Keeping Me Well - Cardiff and Vale University Hospital

Diet and Parkinson's

If you have Parkinson’s disease there is no specific diet that you should follow, but you should find it helpful to maintain as healthy a diet as you can.

Generally, the rules for following a healthy diet are:

  • eat a varied diet
  • eat healthy portions of foods
  • eat the right balance of food groups
  • eat regular meals
  • drink plenty of fluid
  • eat at least five portions of fruit and vegetables a day

Eating a balanced diet will improve your health and may help to ease various problems you may be experiencing, including constipation, low mood, reduced bone density and weight changes.
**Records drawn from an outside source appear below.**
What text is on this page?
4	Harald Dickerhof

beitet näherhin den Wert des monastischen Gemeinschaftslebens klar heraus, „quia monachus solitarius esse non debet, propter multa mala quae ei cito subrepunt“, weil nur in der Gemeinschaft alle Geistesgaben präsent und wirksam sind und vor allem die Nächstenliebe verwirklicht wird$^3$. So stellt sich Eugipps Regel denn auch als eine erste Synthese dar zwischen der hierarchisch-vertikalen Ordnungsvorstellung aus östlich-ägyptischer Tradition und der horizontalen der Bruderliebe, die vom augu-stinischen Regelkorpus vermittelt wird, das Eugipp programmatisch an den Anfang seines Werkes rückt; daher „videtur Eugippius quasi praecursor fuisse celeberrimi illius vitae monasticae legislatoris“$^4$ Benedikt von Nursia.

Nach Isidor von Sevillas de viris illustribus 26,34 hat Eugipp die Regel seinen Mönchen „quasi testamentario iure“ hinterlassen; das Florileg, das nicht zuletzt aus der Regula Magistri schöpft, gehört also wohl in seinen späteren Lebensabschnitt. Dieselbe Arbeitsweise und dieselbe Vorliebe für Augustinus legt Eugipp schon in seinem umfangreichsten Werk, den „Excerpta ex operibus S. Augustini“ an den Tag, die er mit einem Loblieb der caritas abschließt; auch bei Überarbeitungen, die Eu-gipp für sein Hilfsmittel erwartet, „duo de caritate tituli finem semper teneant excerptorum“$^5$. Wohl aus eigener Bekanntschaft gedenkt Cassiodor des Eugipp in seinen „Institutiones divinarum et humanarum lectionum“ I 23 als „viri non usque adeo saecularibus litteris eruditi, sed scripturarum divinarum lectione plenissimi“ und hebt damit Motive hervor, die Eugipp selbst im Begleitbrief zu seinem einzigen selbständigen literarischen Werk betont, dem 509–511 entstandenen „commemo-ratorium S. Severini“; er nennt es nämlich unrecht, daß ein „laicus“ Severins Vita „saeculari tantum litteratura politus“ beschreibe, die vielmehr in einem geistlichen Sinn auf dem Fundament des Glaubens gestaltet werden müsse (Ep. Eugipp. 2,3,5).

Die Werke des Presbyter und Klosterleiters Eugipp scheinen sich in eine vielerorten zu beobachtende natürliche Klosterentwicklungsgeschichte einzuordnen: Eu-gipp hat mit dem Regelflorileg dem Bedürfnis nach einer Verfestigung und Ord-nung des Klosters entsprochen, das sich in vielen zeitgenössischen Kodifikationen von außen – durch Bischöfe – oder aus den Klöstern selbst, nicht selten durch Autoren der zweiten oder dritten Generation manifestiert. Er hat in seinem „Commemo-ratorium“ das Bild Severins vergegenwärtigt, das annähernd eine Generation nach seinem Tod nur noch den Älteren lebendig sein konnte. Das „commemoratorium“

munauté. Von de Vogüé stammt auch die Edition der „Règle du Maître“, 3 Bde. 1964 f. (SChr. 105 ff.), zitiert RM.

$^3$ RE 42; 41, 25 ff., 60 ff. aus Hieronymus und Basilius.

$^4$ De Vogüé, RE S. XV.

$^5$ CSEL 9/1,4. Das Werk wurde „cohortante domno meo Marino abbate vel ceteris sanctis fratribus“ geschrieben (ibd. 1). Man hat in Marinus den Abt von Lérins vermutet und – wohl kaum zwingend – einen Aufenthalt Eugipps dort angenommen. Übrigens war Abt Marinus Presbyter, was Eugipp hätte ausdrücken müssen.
Maintaining a healthy weight

Parkinson’s Disease and unintentional weight loss

People with Parkinson’s disease can sometimes find that they lose weight unintentionally, due to poor appetite, increased energy expenditure, swallowing difficulties or difficulties with preparing meals. This can increase your risk of malnutrition and its associated risks. Below are some tips for you to try if you find that you are losing weight and do not wish to, or if you have a poor appetite.

  • Eat little and often: Try eating smaller meals with snacks and nourishing drinks in between.
  •  Include small snacks in between meals to help to increase your overall calories, e.g. biscuits, crisps, scones, teacakes, cheese and crackers, crumpets, mini sausage rolls/scotch eggs/ samosas.
  • Choose full-fat/ full-calorie foods and drinks, in place of low-fat or ‘diet’ foods and drinks
  • Try having a pudding or dessert once or twice a day, such as full-fat yoghurt, ice cream, cake, custard, rice pudding.
  •  Include nutritious drinks: use full fat milk or full calorie milk alternatives to make milkshakes, smoothies, hot chocolate, milky coffees.
  •  Enrich your food by adding extra cheese, butter, olive oil, mayonnaise or cream to your existing meals

5 steps to a nourishing diet 

Enriching and fortifying your food

When to seek further support and advice:

We recommend that you seek advice from your GP or Parkinson’s team if you lose more than 5-10% of your body weight, if you are underweight (BMI < 20kg/m2), or if you continue to lose weight despite the advice above. You can use the BAPEN nutritional screening tool to check your risk. This malnutrition screening tool will tell you if you are at low, medium or high risk, and give you first-line advice to help you overcome some of these problems. If your result is high risk it’s important to contact your GP or Parkinson’s team and request a referral to a dietitian for individual advice and support.

Some of the advice above may not be suitable for you if you are experiencing swallowing difficulties (dysphagia). If you have been diagnosed with dysphagia and are experiencing unintentional weight loss, then please request a referral to a dietitian for individual advice and support.